Mark Naison: Involuntary Communalism in the Age of George Bush- How a Sixties Dream Became a Working Class Necessity
" It's time we stop children, what's that sound
Everybody look what's going round"
During the late 1960's, those song lyrics served as an anthem for a youth based counterculture that emerged out of the civil rights and anti-war movements. Challenging individualism, consumerism and the ideal of the self-contained nuclear family, hundreds of thousands of young people chose to live in communal spaces where people shared housing, food, child care, and household responsibilities. Some of these communal experiments took place in rural areas and sought complete self-sufficiency by growing their own food, but the majority were formed in cities and towns by people who worked in the mainstream economy, but chose to share their incomes, as well as their living space, with like minded people who saw competitive individualism as a destructive force.

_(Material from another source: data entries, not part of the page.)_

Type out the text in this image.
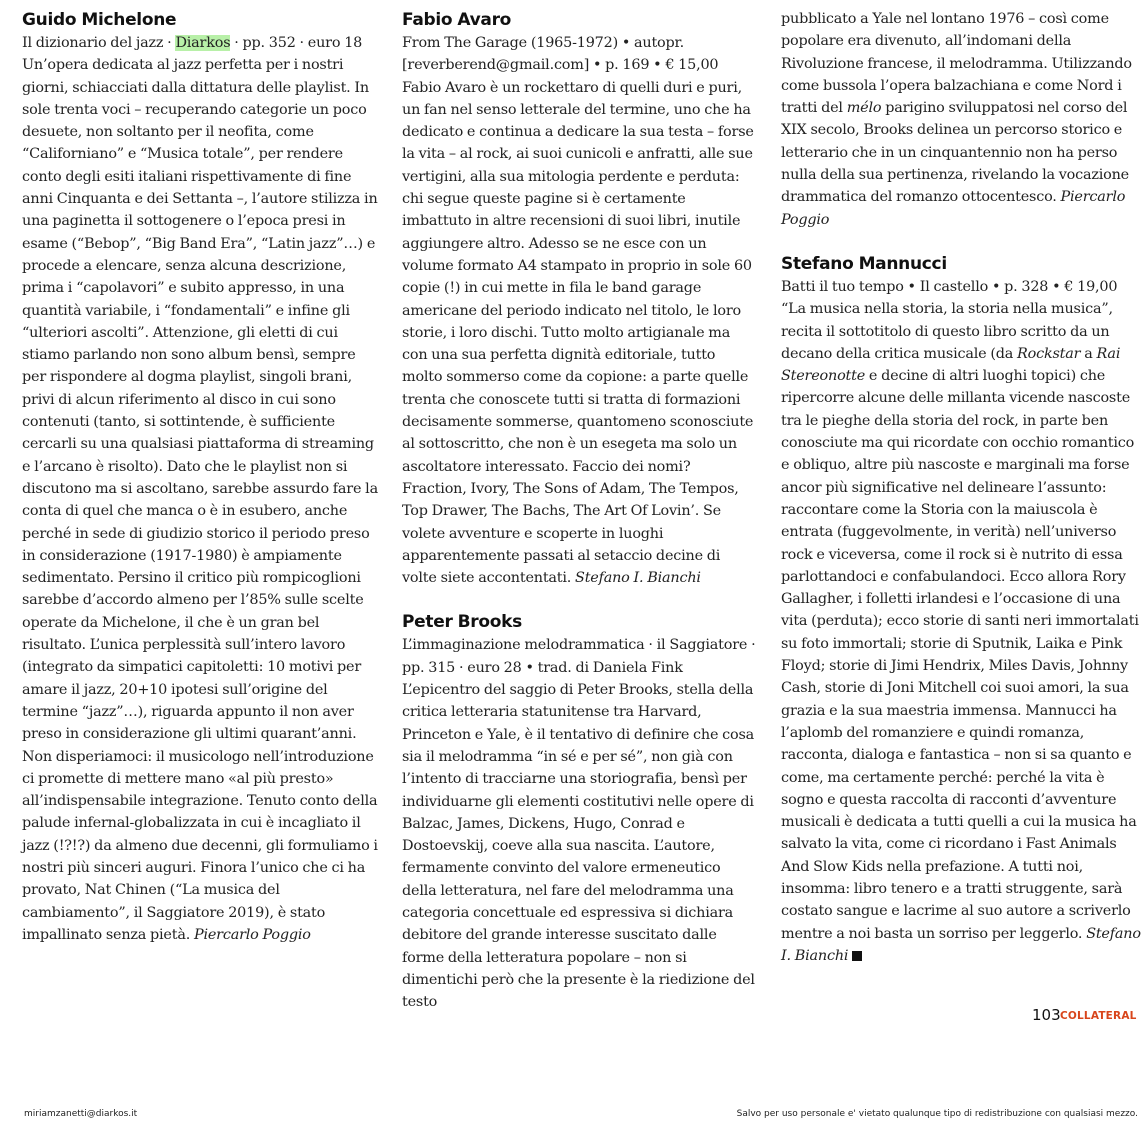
Guido Michelone

Il dizionario del jazz · Diarkos · pp. 352 · euro 18

Un’opera dedicata al jazz perfetta per i nostri giorni, schiacciati dalla dittatura delle playlist. In sole trenta voci – recuperando categorie un poco desuete, non soltanto per il neofita, come “Californiano” e “Musica totale”, per rendere conto degli esiti italiani rispettivamente di fine anni Cinquanta e dei Settanta –, l’autore stilizza in una paginetta il sottogenere o l’epoca presi in esame (“Bebop”, “Big Band Era”, “Latin jazz”…) e procede a elencare, senza alcuna descrizione, prima i “capolavori” e subito appresso, in una quantità variabile, i “fondamentali” e infine gli “ulteriori ascolti”. Attenzione, gli eletti di cui stiamo parlando non sono album bensì, sempre per rispondere al dogma playlist, singoli brani, privi di alcun riferimento al disco in cui sono contenuti (tanto, si sottintende, è sufficiente cercarli su una qualsiasi piattaforma di streaming e l’arcano è risolto). Dato che le playlist non si discutono ma si ascoltano, sarebbe assurdo fare la conta di quel che manca o è in esubero, anche perché in sede di giudizio storico il periodo preso in considerazione (1917-1980) è ampiamente sedimentato. Persino il critico più rompicoglioni sarebbe d’accordo almeno per l’85% sulle scelte operate da Michelone, il che è un gran bel risultato. L’unica perplessità sull’intero lavoro (integrato da simpatici capitoletti: 10 motivi per amare il jazz, 20+10 ipotesi sull’origine del termine “jazz”…), riguarda appunto il non aver preso in considerazione gli ultimi quarant’anni. Non disperiamoci: il musicologo nell’introduzione ci promette di mettere mano «al più presto» all’indispensabile integrazione. Tenuto conto della palude infernal-globalizzata in cui è incagliato il jazz (!?!?) da almeno due decenni, gli formuliamo i nostri più sinceri auguri. Finora l’unico che ci ha provato, Nat Chinen (“La musica del cambiamento”, il Saggiatore 2019), è stato impallinato senza pietà. Piercarlo Poggio

Fabio Avaro

From The Garage (1965-1972) • autopr. [reverberend@gmail.com] • p. 169 • € 15,00

Fabio Avaro è un rockettaro di quelli duri e puri, un fan nel senso letterale del termine, uno che ha dedicato e continua a dedicare la sua testa – forse la vita – al rock, ai suoi cunicoli e anfratti, alle sue vertigini, alla sua mitologia perdente e perduta: chi segue queste pagine si è certamente imbattuto in altre recensioni di suoi libri, inutile aggiungere altro. Adesso se ne esce con un volume formato A4 stampato in proprio in sole 60 copie (!) in cui mette in fila le band garage americane del periodo indicato nel titolo, le loro storie, i loro dischi. Tutto molto artigianale ma con una sua perfetta dignità editoriale, tutto molto sommerso come da copione: a parte quelle trenta che conoscete tutti si tratta di formazioni decisamente sommerse, quantomeno sconosciute al sottoscritto, che non è un esegeta ma solo un ascoltatore interessato. Faccio dei nomi? Fraction, Ivory, The Sons of Adam, The Tempos, Top Drawer, The Bachs, The Art Of Lovin’. Se volete avventure e scoperte in luoghi apparentemente passati al setaccio decine di volte siete accontentati. Stefano I. Bianchi

Peter Brooks

L’immaginazione melodrammatica · il Saggiatore · pp. 315 · euro 28 • trad. di Daniela Fink

L’epicentro del saggio di Peter Brooks, stella della critica letteraria statunitense tra Harvard, Princeton e Yale, è il tentativo di definire che cosa sia il melodramma “in sé e per sé”, non già con l’intento di tracciarne una storiografia, bensì per individuarne gli elementi costitutivi nelle opere di Balzac, James, Dickens, Hugo, Conrad e Dostoevskij, coeve alla sua nascita. L’autore, fermamente convinto del valore ermeneutico della letteratura, nel fare del melodramma una categoria concettuale ed espressiva si dichiara debitore del grande interesse suscitato dalle forme della letteratura popolare – non si dimentichi però che la presente è la riedizione del testo

pubblicato a Yale nel lontano 1976 – così come popolare era divenuto, all’indomani della Rivoluzione francese, il melodramma. Utilizzando come bussola l’opera balzachiana e come Nord i tratti del mélo parigino sviluppatosi nel corso del XIX secolo, Brooks delinea un percorso storico e letterario che in un cinquantennio non ha perso nulla della sua pertinenza, rivelando la vocazione drammatica del romanzo ottocentesco. Piercarlo Poggio

Stefano Mannucci

Batti il tuo tempo • Il castello • p. 328 • € 19,00

“La musica nella storia, la storia nella musica”, recita il sottotitolo di questo libro scritto da un decano della critica musicale (da Rockstar a Rai Stereonotte e decine di altri luoghi topici) che ripercorre alcune delle millanta vicende nascoste tra le pieghe della storia del rock, in parte ben conosciute ma qui ricordate con occhio romantico e obliquo, altre più nascoste e marginali ma forse ancor più significative nel delineare l’assunto: raccontare come la Storia con la maiuscola è entrata (fuggevolmente, in verità) nell’universo rock e viceversa, come il rock si è nutrito di essa parlottandoci e confabulandoci. Ecco allora Rory Gallagher, i folletti irlandesi e l’occasione di una vita (perduta); ecco storie di santi neri immortalati su foto immortali; storie di Sputnik, Laika e Pink Floyd; storie di Jimi Hendrix, Miles Davis, Johnny Cash, storie di Joni Mitchell coi suoi amori, la sua grazia e la sua maestria immensa. Mannucci ha l’aplomb del romanziere e quindi romanza, racconta, dialoga e fantastica – non si sa quanto e come, ma certamente perché: perché la vita è sogno e questa raccolta di racconti d’avventure musicali è dedicata a tutti quelli a cui la musica ha salvato la vita, come ci ricordano i Fast Animals And Slow Kids nella prefazione. A tutti noi, insomma: libro tenero e a tratti struggente, sarà costato sangue e lacrime al suo autore a scriverlo mentre a noi basta un sorriso per leggerlo. Stefano I. Bianchi

103 COLLATERAL
miriamzanetti@diarkos.it	Salvo per uso personale e' vietato qualunque tipo di redistribuzione con qualsiasi mezzo.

Most of these communal experiments gradually disintegrated as the idealism which inspired them diminished, and as the people who launched them, many of whom were college educated, moved into professional occupations. But though the ideological support for communalism is substantially weaker than it was forty years ago, the number of people living communally is actually far greater! The driving force for this new communalism is almost entirely economic. Because of stagnant wages and rising costs for housing, transportation and health care, large portions of the American working class are no longer able to live in nuclear family units and are sharing living space relatives, friends, and to an increasing degree, with complete strangers.
You can see this not only in the Bronx, where large portions of the population, whether in public housing, privately owned apartment buildings or two and three family houses, are living doubled and tripled up, but in working class suburbs where most people live in detached houses with garages and lawns. In the Springs, a working class neighborhood in East Hampton where I have a vacation house, half of the houses on my block have more than two families living in them. This is not only true of the houses on my street owned by Mexican immigrants, where between two and five families share split level houses originally built for one. but in a number of houses in which white, and mixed race couples, share space.
The days when working class men and women could marry early and to move into their own private home are disappearing fast. The disparity between working class wages and the money needed to purchase and heat a home makes that ideal nearly impossible for a nuclear family without incurring incredible debt For a while, escalating credit card limits and the creation of sub prime mortgages inspired millions of families to take that risk but now those families face interest rates that are in danger of swallowing up their investment and forcing them into foreclosure. When you add to that increasing energy costs, the private home, for most working class people is fast becoming an"endangered species." The only way most working class families will be able to meet their mortgage payments and fuel costs is by sharing those costs with other families, or taking in boarders who pay rent
None of this is going to change any time soon. The days of inexpensive fuel and lavishly available credit are gone, perhaps forever. The entire culture of postwar America, built around the private home and the private automobile, is becoming dysfunctional for large sections of the population. Working class people, and increasingly middle class Americans, will have to share space, and resources and services to have a decent life style. And government needs to adapt to the this through investment in public transportation, high quality affordable health care, and affordable rental housing.
The"ownership society" where the ideal living unit is the private home is no longer compatible with the place of the US in the global economy. Ideals of solidarity and sharing and sacrifice which have long since gone out of fashion, but which are lived realities for many working class people, have to be restored to a place of honor in the American political and cultural tradition
Individualism and consumerism need to be contested in every sphere of our culture, not just because they are morally questionable, but because they increasingly provide poor guidance for how to live well in the world we now inhabit.